A quick way to help your credit score is to request a free credit report and dispute any errors. Credit bureaus have up to 45 days to investigate and respond to your claims.
You’ll also want to consider your debt-to-income ratio, as it’s one of the key elements lenders consider when reviewing your loan application. Borrowers whose total debt exceeds 36% of their monthly income will find it harder to qualify for the best rates.
develop a realistic budget
According to the National Association of Realtors, the median home purchase price in December 2022 was $366,900. Beyond the price of the home, you’ll want to factor in the additional costs of home ownership.

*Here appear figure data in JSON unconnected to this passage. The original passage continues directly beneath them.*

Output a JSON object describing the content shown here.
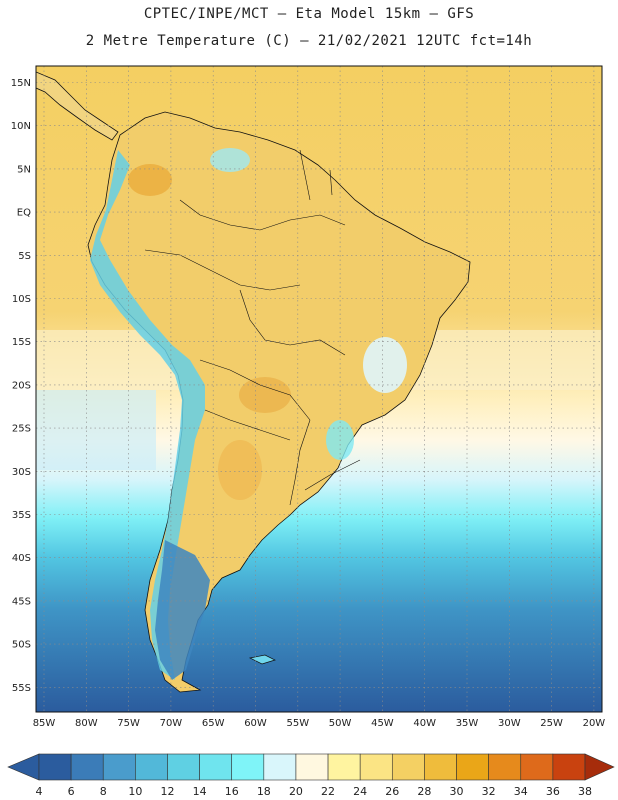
{
  "title_line1": "CPTEC/INPE/MCT –  Eta Model 15km – GFS",
  "title_line2": "2 Metre Temperature (C) – 21/02/2021 12UTC fct=14h",
  "lat_labels": [
    "15N",
    "10N",
    "5N",
    "EQ",
    "5S",
    "10S",
    "15S",
    "20S",
    "25S",
    "30S",
    "35S",
    "40S",
    "45S",
    "50S",
    "55S"
  ],
  "lon_labels": [
    "85W",
    "80W",
    "75W",
    "70W",
    "65W",
    "60W",
    "55W",
    "50W",
    "45W",
    "40W",
    "35W",
    "30W",
    "25W",
    "20W"
  ],
  "colorbar": {
    "ticks": [
      "4",
      "6",
      "8",
      "10",
      "12",
      "14",
      "16",
      "18",
      "20",
      "22",
      "24",
      "26",
      "28",
      "30",
      "32",
      "34",
      "36",
      "38"
    ],
    "colors": [
      "#2b5c9e",
      "#3b7cb8",
      "#4a9ccc",
      "#52b8d9",
      "#5fd0e3",
      "#6fe4ee",
      "#7ff4f8",
      "#d9f6fb",
      "#fff8e0",
      "#fff4a0",
      "#fbe484",
      "#f4d063",
      "#efbc3c",
      "#eaa618",
      "#e68a1c",
      "#de6a1b",
      "#c9420f",
      "#a62c0b"
    ]
  },
  "colors": {
    "ocean_warm": "#f3cc5e",
    "ocean_pale": "#fff4d6",
    "land_warm": "#f1cf6e",
    "andes_cold": "#6fd6ec",
    "southern_ocean": "#2f6fae"
  }
}
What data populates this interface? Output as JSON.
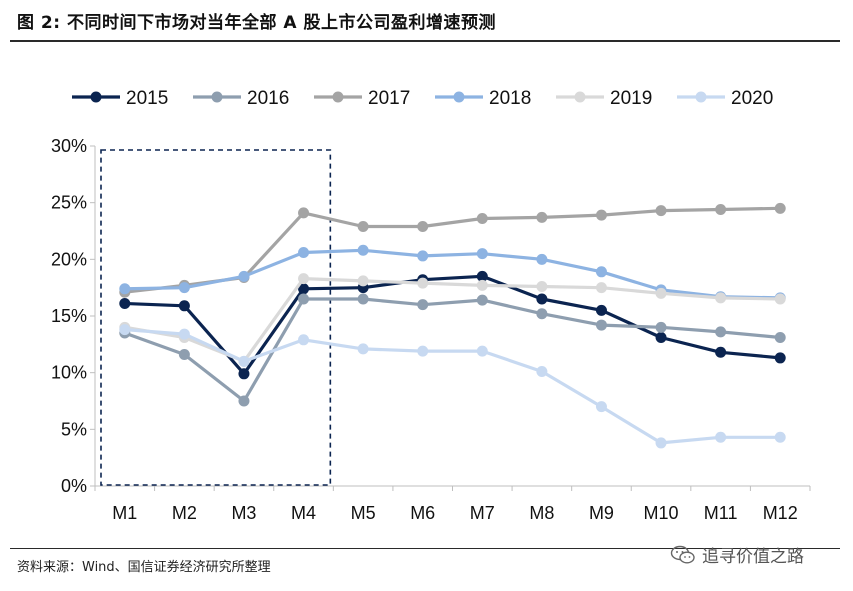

These include property taxes, utilities and homeowner’s insurance, as well as general costs of maintaining the home, such as upgrading appliances or replacing the water heater. If you’re shopping in a neighborhood with a homeowners association, keep those fees in mind as well. You will also need to account for closing costs, which typically range from 2% to 6% of the loan amount.
Don’t stretch your budget beyond what you can safely afford; Instead, turn to your list of criteria and start making cuts where possible. That ideal 36% debt-to-income ratio includes your home loan. Calculating your current monthly debt can give you an idea of how much of your remaining income you can comfortably use for mortgage payments.
get pre approved for a mortgage
Buyers “need to be prepared to hit the ground running” to take full advantage of the seasonal spike in available homes, says Coppola. New listings on its market go down by Memorial Day, when locals head to the beach. One way to prepare is to start reaching out to lenders to get pre-approved for a mortgage.
Mortgage pre-approval will benefit you in many ways during your home search. Gives you peace of mind by confirming that you qualify for the loan; This can help inform your budget; And, when you’re ready to make an offer, it will demonstrate that you’re serious and motivated to buy.
“A pre-approval letter sends a clear message to sellers that these are strong buyers,” says Jessica Schenkel of Sagan Harborside Sotheby’s International Realty in Swampscott, Massachusetts.
Shop around and apply for mortgage pre-approval from multiple lenders. This allows you to compare rate offers as well as any associated fees.
Build your winning team
“An important play is finding a Realtor who will represent your best interests in one of the largest and most important purchases you will make,” says Schenkel. “Not everyone is going to be a perfect fit.” Your agent will be an informed insider resource who can help you understand your particular market, including the challenges and competition it may face and where to look for homes within your budget.